And a big part of that is common sense reasoning, and that's the state of the art today. So it's the ability to somehow – so we're very good at building computers that are going to be ‘one-track mind’ types of computers if you want. They're going to be very good at solving these very specialized tasks, and as long as you keep on giving them problems of the same type, they're going to continue to do extremely well, and actually better than human beings.
But as soon as you're falling out of that sort of well-defined space, and you're opening up the set of context and a set of problems that you're going to be presenting to computers, then you find that it's a lot more challenging to build a program that's always capable of falling back on its feet. That's really what we're dealing with today.
Well, you know people do transfered learning very well, we take the stuff that we...
With occasional mistakes too, we are not perfect.
No, but if I told you to picture two fish: one is swimming in the ocean, and one is the same fish in formaldehyde in a laboratory. It's safe to say you don't sit around thinking about that all day. And then I say, “Are they at the same temperature?” You would probably say no. “Do they smell the same?” No. “Are they the same weight?” Yeah. And you can you can answer all these questions because you have this model I guess, of how the world works.
That's right.
And why are we not able yet to instantiate that into a machine do you think, Is it that we don't know how, or we don't have the computers, or we don't have the data or we don't know how to build an unsupervised learner, or what?
So there are multiple answers to this question. There are people who are of the view that it's just an engineering problem, and that if in fact, you were to use the tools that we have available today, and you just use them to populate these massive knowledge bases with all the facts that are out there, you might be able to produce some of the intelligence that we are missing today in computers. There's been an effort like that called Cyc.
I don't know if you are familiar with Doug Lenat, and he's been doing this for, I don't know, how many years at this point. I'm thinking something like close to 30 plus years, and he's built a massive knowledge base and actually with some impressive results. And at the same time, I would argue that it's probably not enough. It's more than just having all the facts, it's also the ability to adapt and the ability to discover things that were not necessarily pre-programmed.
And that's where I think these more flexible ways of reasoning that are also more approximate in nature and that are closer to the types of technologies that we've seen developed under the umbrella of neural networks and deep learning, that's where I think there's a lot of promise also. And so, ultimately I think we're going to need to marry these two different approaches to eventually get to a point where we can start mimicking some of that common sense reasoning that we human beings tend to be pretty good at.
So another sort of thing like that is the way children can learn. You can train them with the sample size of one, you could draw – I'm a poor artist, but I could draw a cat, and then I could show that to a child, and the child could identify a cat from that, and maybe an actual photograph of a cat from my pencil drawing. And then the child could maybe see one of those manx cuts that doesn't have a tail and they could say, ‘look, there's a cat without a tail,’ even though they've never been told there was such a thing as a cat without a tail, because it retains enough of this ‘cat-ness’ about it that it's like a cat without a tail.
Exactly.
So what do you think we do there that we haven't been able to teach computers?
Well, that's where these neural network techniques are really coming into play and are really making a big difference.
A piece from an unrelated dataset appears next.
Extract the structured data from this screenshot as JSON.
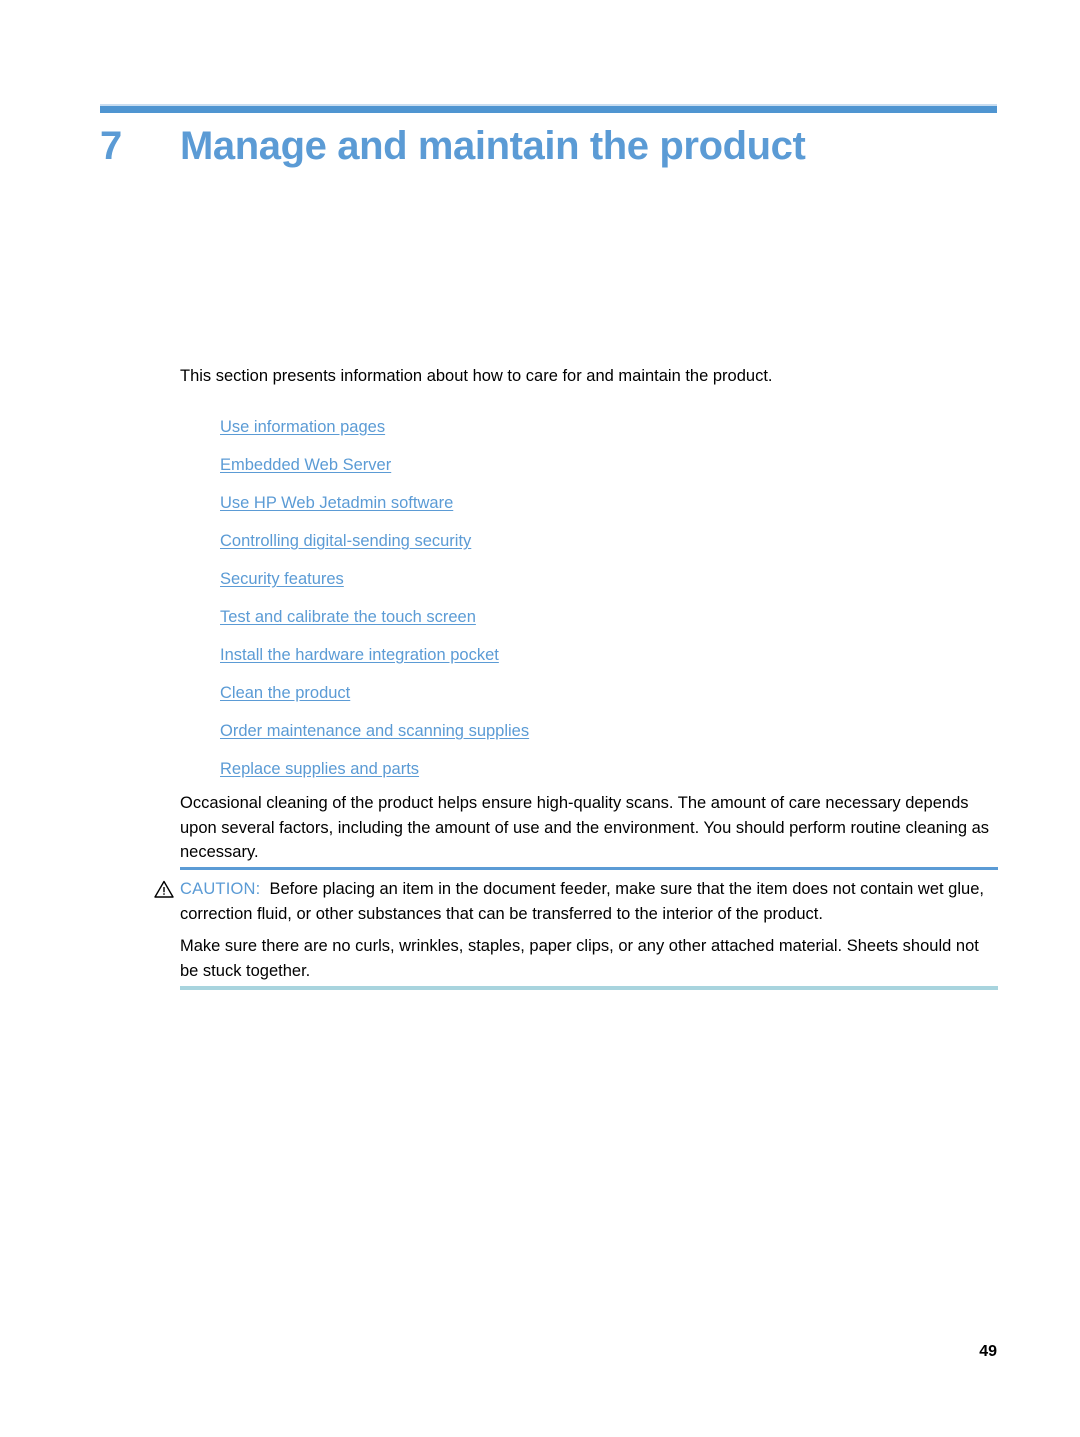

So it's this multi-layered form of processing where you're looking for different levels of patterns and you're ultimately able to recognize that this is a cat—there's just a tail that's missing. And so, that's what I think you have that tremendous potential that was not really – was dismissed until maybe just five years ago by many people working AI, and all of a sudden, with the results that we start getting in domains such as computer vision, facial recognition, natural language processing, people have started saying, “Oh my goodness, look at what we can do here!”
And I think there's a lot more of these types of results that we're likely to see over the years to come. I don't know that it's necessarily going to be enough to get us to that general AI that we were talking about earlier, but that's certainly going to get us a step closer.
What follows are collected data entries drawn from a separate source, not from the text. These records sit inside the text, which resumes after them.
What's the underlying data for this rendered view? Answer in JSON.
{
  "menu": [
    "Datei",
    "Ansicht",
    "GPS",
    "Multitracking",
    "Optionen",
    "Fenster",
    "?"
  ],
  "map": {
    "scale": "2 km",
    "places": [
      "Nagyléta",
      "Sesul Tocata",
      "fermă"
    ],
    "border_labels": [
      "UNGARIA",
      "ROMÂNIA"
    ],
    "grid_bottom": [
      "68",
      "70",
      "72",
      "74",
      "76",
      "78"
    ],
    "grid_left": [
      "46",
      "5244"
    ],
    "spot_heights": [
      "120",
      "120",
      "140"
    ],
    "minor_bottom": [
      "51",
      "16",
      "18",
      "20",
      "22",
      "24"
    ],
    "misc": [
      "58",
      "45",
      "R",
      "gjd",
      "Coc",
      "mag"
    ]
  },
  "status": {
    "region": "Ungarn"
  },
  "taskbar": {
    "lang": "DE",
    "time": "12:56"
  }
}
We have these brains that we don't understand how they work, we don't really know how a thought is encoded, and we don't even know how a nematode worm encodes its thoughts, so let alone a human. And then we have minds, we have these emergent abilities like creativity and humor and all of these things, and we have consciousness in that we experience the world. And all three of those: our brains, our minds, and consciousness are not scientifically understood, and yet almost universally...
There's been tremendous progress though in this space over the past 25 years, as I'm sure you're aware, right?
Well, if you just went with consciousness—and it's been called the last scientific question nobody even knows how to pose scientifically nor what the answer would look like—and if I ask you, “what was the color of your first bicycle?” you can probably answer that, but there's not like a bicycle storage area in your brain that you retrieved it from.
So I mean, we fundamentally don't know how our brains do what they do and how thoughts are encoded. And yet, universally on this show, people say we're going to be able to eventually – as you just did, eventually we'll build a general intelligence. And it seems to me that that conclusion is only true if you have like a purely mechanistic reductionist view, like there's no reason to believe we're going to build a general intelligence other than we believe we're machines and therefore we can build a machine that thinks.
But we don't have any independent evidence that we can build general intelligence, like we can't even do ridiculously basic things, let alone build it. And so, it's almost feels to me like an article of faith that people believe we can build it only because they believe we're machines. Would you agree with that?
So I believe that, first of all, there are probably multiple ways of building general AI, and one of those ways would obviously be to replicating the machinery that we've got in our brains, and there's certainly a lot of inspiration to be drawn from that. But it may not be the only way, and there might be variations of that that might be possible too. So understanding the brain I think has inspired many people who've been working in AI, especially people like Geoff Hinton and his operators. You were referring to the University of Toronto earlier. And I think that there's been tremendous progress in understanding how the brain works over the past 25-30 years.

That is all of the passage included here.